French Canvas vs Denim Drift
French Canvas (Benjamin Moore) and Denim Drift (Dulux) come from different manufacturers. French Canvas reads as beige-greige, while Denim Drift reads as blue-grey — two distinct hue families, not close cousins. The 47-point LRV gap — 74 for French Canvas vs 27 for Denim Drift — means French Canvas will open up a space more effectively. Where French Canvas leans yellow, Denim Drift reads cool — a distinction that shifts noticeably depending on the light source and surrounding finishes. A ΔE of 35.4 puts these firmly in different territory — two distinct design choices rather than close alternatives. Below you'll find 3 real-room photo comparisons where both colors appear side by side, plus 5 simulated room previews.
French Canvas vs Denim Drift in Real Spaces
3 real rooms side by side. Seeing French Canvas and Denim Drift in actual rooms makes the difference concrete; browse the spaces below to get a feel for how each color lives on a wall.
Living Room
A living room wall sees more varied light than almost any other surface in the house, which makes the choice between these two more nuanced than a chip suggests. French Canvas reflects noticeably more light off the walls, making the space read more open than Denim Drift.
Bedroom
Bedrooms are typically lit with warmer, lower light than the rest of the house — a condition that flatters warm tones and deepens cool ones. French Canvas returns significantly more light to the room — in a smaller or darker space, that difference in perceived brightness is hard to miss.
Dining Room
Dining rooms often rely on warm incandescent or candlelight, which flatters warm undertones and mutes cool ones. The LRV gap is large enough that French Canvas will make the room feel meaningfully brighter than Denim Drift would.
Color Details
French Canvas vs Denim Drift Simulated Comparison
5 simulated room previews — drag the slider on each to see French Canvas on one side and Denim Drift on the other.

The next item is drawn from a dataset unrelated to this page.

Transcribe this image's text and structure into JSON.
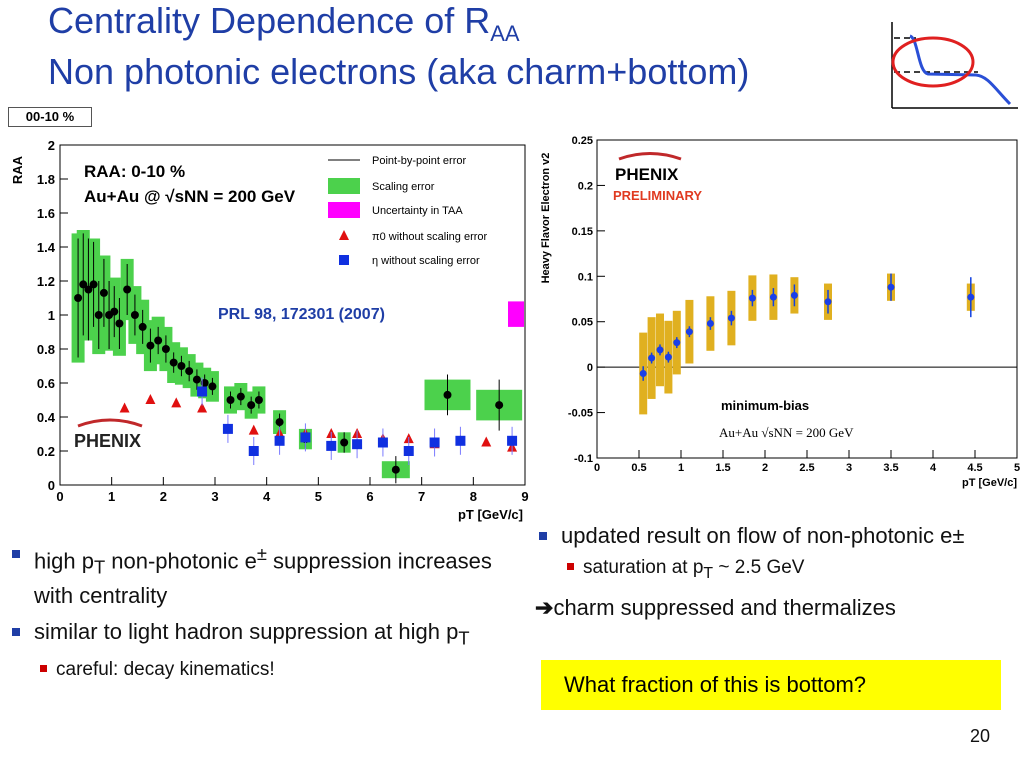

Digital color is approximate. These simulations are generated from the manufacturer's hex values and overlaid on grayscale room photos — your screen's calibration, brightness, and viewing angle all affect how they render. Before committing to either color, test physical samples in your own space under the light you actually live with.
More French Canvas comparisons
See how French Canvas stacks up against other well-photographed colors across different brands and tones.